The nose has a yeast scent, like bread dough. I like it-it’s not sour or off putting to me. There’s a sweetness there, perhaps due to the malt? Maybe just healthy yeast coming off where there isn’t a  lot of hops. Either way, it works.

It has some nice flavor, too. Caramel, but lightly so: this beer doesn’t taste or feel very dense. The effervescence pops on the finish, and while I wouldn’t go so far as to say that it clears the palate, it does do a nice job of setting things up for another sip.

This beer is very, very drinkable and I can’t wait to try and replicate it.

Steeping grains
4 lb Metolius
1 bl C80
.75 lb Vanora
.75 lb Munich, 1lb 2 row

Fermentables: 5 lb EXLME

Hops
.5 oz Magnum, .25 oz Centennial @60
.5 oz Centennial, .25 oz Magnum @30
.26 oz Centennial, Magnum @ 5

Yeast: Imperial’s Tartan (2nd use)

OG: 1.069

FG: 1.01

Bottle 4/15

ABV: 8%

Whatever You Say 27\Second Pint Raices

Great Notion has been getting a lot of good word of mouth and I am long overdue to check their place out. It’s crowded, but there’s a place on the rail for me so I take it.

Tonight’s drink, the Blueberry Pancake: half the Double Stack imperial breakfast stout, half the Blueberry Muffin fruited sour. It tastes exactly like a waffle with blueberry syrup on it. The nose is tart blueberry, the flavors a delicious maple with just a hint of the tartness. There’s even an element of waffle-y bready thing happening and I have no idea how they did that. I don’t know if I’d want several of these-it’s skewing a little sweet for my tastes-but I would gleefully recommend the beer to people.

Great Notion Blueberry Pancake aleI get this on Steve’s recommendation, although he says that if I really want something tasty, his personal favorite beer is the Papaya Mochi IPA. He’s currently drinking the Blueberry Pancake, however, so we casually agree that this is the thing to stick with.

I mention remembering this place when it was an entirely different brewery, and I can tell from his expression he’s new to the city. Hailing from Wisconsin, he been here eight months and is spending his days off exploring the city, trying to find which neighborhood he’d like to settle in.

There seems to be quite the influx of people from WI, MN, I tell him and he chuckles, saying that most of the people in the Midwest really get tired of the winters.

Soon after, he accidentally knocks his drink over, spilling it towards the patron next to him. He apologizes like he’s a stranger at a party full of roommates; frequently and with great sincerity. But the impacted person laughs it off and is clearly rolling with this just fine.
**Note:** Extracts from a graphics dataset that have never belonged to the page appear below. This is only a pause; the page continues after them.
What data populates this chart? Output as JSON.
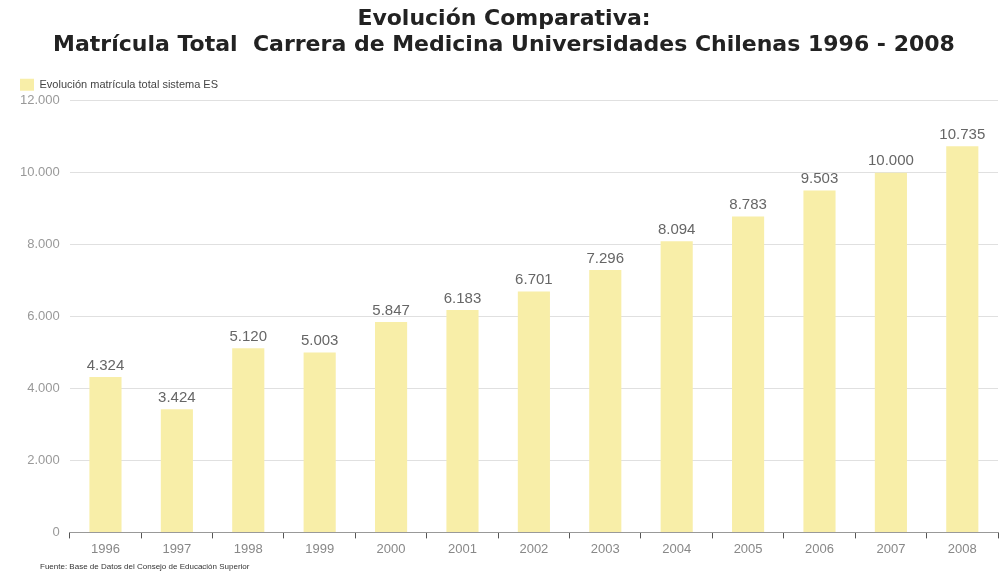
{
  "chart_data": {
    "type": "bar",
    "title": "Evolución Comparativa:\nMatrícula Total  Carrera de Medicina Universidades Chilenas 1996 - 2008",
    "categories": [
      "1996",
      "1997",
      "1998",
      "1999",
      "2000",
      "2001",
      "2002",
      "2003",
      "2004",
      "2005",
      "2006",
      "2007",
      "2008"
    ],
    "series": [
      {
        "name": "Evolución matrícula total sistema ES",
        "color": "#f8eea8",
        "values": [
          4324,
          3424,
          5120,
          5003,
          5847,
          6183,
          6701,
          7296,
          8094,
          8783,
          9503,
          10000,
          10735
        ],
        "value_labels": [
          "4.324",
          "3.424",
          "5.120",
          "5.003",
          "5.847",
          "6.183",
          "6.701",
          "7.296",
          "8.094",
          "8.783",
          "9.503",
          "10.000",
          "10.735"
        ]
      }
    ],
    "ylim": [
      0,
      12000
    ],
    "yticks": [
      {
        "value": 0,
        "label": "0"
      },
      {
        "value": 2000,
        "label": "2.000"
      },
      {
        "value": 4000,
        "label": "4.000"
      },
      {
        "value": 6000,
        "label": "6.000"
      },
      {
        "value": 8000,
        "label": "8.000"
      },
      {
        "value": 10000,
        "label": "10.000"
      },
      {
        "value": 12000,
        "label": "12.000"
      }
    ],
    "grid": "y",
    "legend": "top left",
    "annotations": [
      "Fuente: Base de Datos del Consejo de Educación Superior"
    ]
  }
}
With what’s left of Steve’s beer I toast him: everything worked out and nobody got hurt.

Turns out, the person he spilled his beer on is also new to Portland, so to speak; she and her boyfriend are visiting from Philadelphia. A short ‘welcome to Portland’ later and they’re gleefully getting information on what other places they should go visit, while recommending some breweries in Philadelphia to me.
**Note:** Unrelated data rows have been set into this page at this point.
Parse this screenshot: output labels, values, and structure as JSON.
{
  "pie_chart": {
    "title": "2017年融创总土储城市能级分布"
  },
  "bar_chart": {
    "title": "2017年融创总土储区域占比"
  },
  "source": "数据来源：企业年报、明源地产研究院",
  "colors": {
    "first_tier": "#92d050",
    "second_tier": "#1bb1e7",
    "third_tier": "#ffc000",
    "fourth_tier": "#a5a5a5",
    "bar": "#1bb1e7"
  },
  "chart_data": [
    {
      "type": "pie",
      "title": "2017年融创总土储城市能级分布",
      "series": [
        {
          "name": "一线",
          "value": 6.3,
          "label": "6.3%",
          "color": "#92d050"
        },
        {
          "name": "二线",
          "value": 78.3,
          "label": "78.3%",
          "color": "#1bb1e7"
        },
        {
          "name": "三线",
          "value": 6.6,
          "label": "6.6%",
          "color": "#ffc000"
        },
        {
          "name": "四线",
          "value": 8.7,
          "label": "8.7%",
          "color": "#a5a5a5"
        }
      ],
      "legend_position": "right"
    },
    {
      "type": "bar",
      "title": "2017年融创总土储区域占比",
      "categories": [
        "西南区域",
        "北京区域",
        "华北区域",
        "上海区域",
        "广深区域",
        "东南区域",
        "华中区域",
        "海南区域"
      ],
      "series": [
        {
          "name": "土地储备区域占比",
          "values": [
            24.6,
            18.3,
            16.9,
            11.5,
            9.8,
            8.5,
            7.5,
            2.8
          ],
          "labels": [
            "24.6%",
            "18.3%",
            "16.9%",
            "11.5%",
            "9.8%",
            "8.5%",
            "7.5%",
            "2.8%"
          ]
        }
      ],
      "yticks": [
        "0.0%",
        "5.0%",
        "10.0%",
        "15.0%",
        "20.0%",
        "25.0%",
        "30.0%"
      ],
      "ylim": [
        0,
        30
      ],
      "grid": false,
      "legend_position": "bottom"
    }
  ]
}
We talk a bit about the cultural differences between the East and West coast (or at least the East coast and the PNW) and, like you do with people from Philly, I congratulate them on the Superbowl win. They beam a little and I get the sense that they may not be football fans, but they are definitely in love with Philadelphia.
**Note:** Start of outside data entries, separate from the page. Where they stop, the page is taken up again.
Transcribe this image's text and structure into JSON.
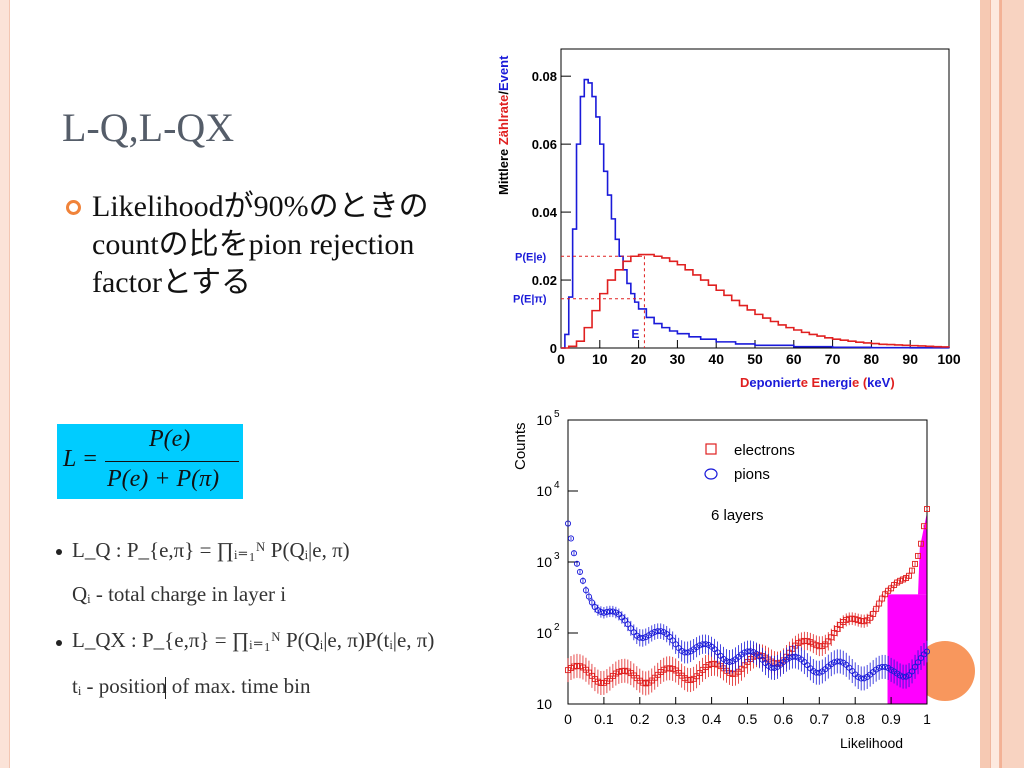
{
  "slide": {
    "title": "L-Q,L-QX",
    "bullet_text": "Likelihoodが90%のときのcountの比をpion rejection factorとする",
    "formula": {
      "lhs": "L =",
      "numerator": "P(e)",
      "denominator": "P(e) + P(π)"
    },
    "math": {
      "lq": "L_Q : P_{e,π} = ∏_{i=1}^{N} P(Q_i|e,π)",
      "lq_display": "L_Q : P_{e,π} = ∏ᵢ₌₁ᴺ P(Qᵢ|e, π)",
      "qi_display": "Qᵢ - total charge in layer i",
      "lqx_display": "L_QX : P_{e,π} = ∏ᵢ₌₁ᴺ P(Qᵢ|e, π)P(tᵢ|e, π)",
      "ti_display": "tᵢ - position of max. time bin"
    },
    "colors": {
      "accent_orange": "#f0833a",
      "formula_bg": "#00ccff",
      "title": "#555d69"
    }
  },
  "chart_data": [
    {
      "type": "line",
      "ylabel_parts": [
        "Mittlere ",
        "Zählrate",
        "/",
        "Event"
      ],
      "xlabel_parts": [
        "D",
        "eponiert",
        "e ",
        "E",
        "nergi",
        "e (",
        "keV",
        ")"
      ],
      "x_ticks": [
        "0",
        "10",
        "20",
        "30",
        "40",
        "50",
        "60",
        "70",
        "80",
        "90",
        "100"
      ],
      "y_ticks": [
        "0",
        "0.02",
        "0.04",
        "0.06",
        "0.08"
      ],
      "xlim": [
        0,
        100
      ],
      "ylim": [
        0,
        0.088
      ],
      "annotations": {
        "pe": "P(E|e)",
        "ppi": "P(E|π)",
        "e": "E"
      },
      "marker": {
        "x": 21.5,
        "pe": 0.027,
        "ppi": 0.0145
      },
      "series": [
        {
          "color": "#1a1ad9",
          "x": [
            0,
            1,
            2,
            3,
            4,
            5,
            6,
            7,
            8,
            9,
            10,
            11,
            12,
            13,
            14,
            15,
            16,
            17,
            18,
            19,
            20,
            22,
            24,
            26,
            28,
            30,
            33,
            36,
            40,
            45,
            50,
            60,
            70,
            80,
            90,
            100
          ],
          "y": [
            0,
            0.004,
            0.015,
            0.035,
            0.06,
            0.074,
            0.079,
            0.078,
            0.074,
            0.068,
            0.06,
            0.052,
            0.045,
            0.038,
            0.032,
            0.027,
            0.023,
            0.019,
            0.016,
            0.0135,
            0.0115,
            0.009,
            0.0072,
            0.006,
            0.005,
            0.0042,
            0.0033,
            0.0026,
            0.0018,
            0.0012,
            0.0008,
            0.0004,
            0.0002,
            0.0001,
            5e-05,
            0
          ]
        },
        {
          "color": "#e02020",
          "x": [
            0,
            2,
            4,
            6,
            8,
            10,
            12,
            14,
            16,
            18,
            20,
            22,
            24,
            26,
            28,
            30,
            32,
            34,
            36,
            38,
            40,
            42,
            44,
            46,
            48,
            50,
            52,
            54,
            56,
            58,
            60,
            62,
            64,
            66,
            68,
            70,
            72,
            74,
            76,
            78,
            80,
            82,
            84,
            86,
            88,
            90,
            92,
            94,
            96,
            98,
            100
          ],
          "y": [
            0,
            0.0005,
            0.002,
            0.006,
            0.011,
            0.016,
            0.02,
            0.023,
            0.0255,
            0.027,
            0.0275,
            0.0275,
            0.027,
            0.0265,
            0.0255,
            0.0245,
            0.023,
            0.0215,
            0.02,
            0.0185,
            0.017,
            0.0155,
            0.014,
            0.0125,
            0.0112,
            0.0099,
            0.0088,
            0.0078,
            0.0068,
            0.006,
            0.0053,
            0.0046,
            0.004,
            0.0035,
            0.003,
            0.0026,
            0.0023,
            0.002,
            0.0017,
            0.0015,
            0.0013,
            0.0011,
            0.001,
            0.0009,
            0.0008,
            0.0007,
            0.0006,
            0.0005,
            0.0004,
            0.0003,
            0.0002
          ]
        }
      ]
    },
    {
      "type": "scatter",
      "ylabel": "Counts",
      "xlabel": "Likelihood",
      "log_y": true,
      "ylim": [
        10,
        100000
      ],
      "xlim": [
        0,
        1
      ],
      "x_ticks": [
        "0",
        "0.1",
        "0.2",
        "0.3",
        "0.4",
        "0.5",
        "0.6",
        "0.7",
        "0.8",
        "0.9",
        "1"
      ],
      "y_tick_bases": [
        "10",
        "10",
        "10",
        "10",
        "10"
      ],
      "y_tick_exps": [
        "5",
        "4",
        "3",
        "2",
        ""
      ],
      "y_tick_values": [
        100000,
        10000,
        1000,
        100,
        10
      ],
      "legend": {
        "electrons": "electrons",
        "pions": "pions",
        "note": "6 layers"
      },
      "shaded_region": [
        0.89,
        1.0
      ],
      "shade_color": "#ff00ff",
      "series": [
        {
          "name": "electrons",
          "color": "#e02020",
          "marker": "square",
          "x": [
            0.0,
            0.05,
            0.1,
            0.15,
            0.2,
            0.25,
            0.3,
            0.35,
            0.4,
            0.45,
            0.5,
            0.55,
            0.6,
            0.65,
            0.7,
            0.75,
            0.8,
            0.85,
            0.9,
            0.95,
            0.98,
            1.0
          ],
          "y": [
            30,
            27,
            25,
            24,
            25,
            25,
            27,
            28,
            30,
            33,
            37,
            42,
            50,
            62,
            80,
            105,
            150,
            220,
            350,
            800,
            1600,
            5000
          ]
        },
        {
          "name": "pions",
          "color": "#1a1ad9",
          "marker": "circle",
          "x": [
            0.0,
            0.01,
            0.02,
            0.05,
            0.1,
            0.15,
            0.2,
            0.25,
            0.3,
            0.35,
            0.4,
            0.45,
            0.5,
            0.55,
            0.6,
            0.65,
            0.7,
            0.75,
            0.8,
            0.85,
            0.9,
            0.95,
            1.0
          ],
          "y": [
            3000,
            1600,
            900,
            420,
            210,
            140,
            110,
            90,
            75,
            62,
            55,
            50,
            46,
            42,
            40,
            37,
            35,
            33,
            30,
            28,
            27,
            32,
            45
          ]
        }
      ]
    }
  ]
}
Today’s second pint goes to Raices.

Common Ales: Ninkasi Pacific Rain

Ninkasi Pacific Rain paleI get more caramel in the nose than anything else, and only after some swirls and really intently sniffing do I pick up some dank hops. A little earthy scent is happening, even if it’s hard to pick up.

The Pacific Rain is pretty easy drinking; the midrange is wispy in it’s presentation of flavor, the bubbles spark off my tongue and leave a mild but not overwhelming bitterness behind. It’s drinkability is a plus, but it doesn’t really give me much of an impression, which isn’t so rad.

It’s the kind of beer I could sip mindlessly, noshing on some chips and watching TV. As a one-of, sure! But I don’t know that I’d be aching for another.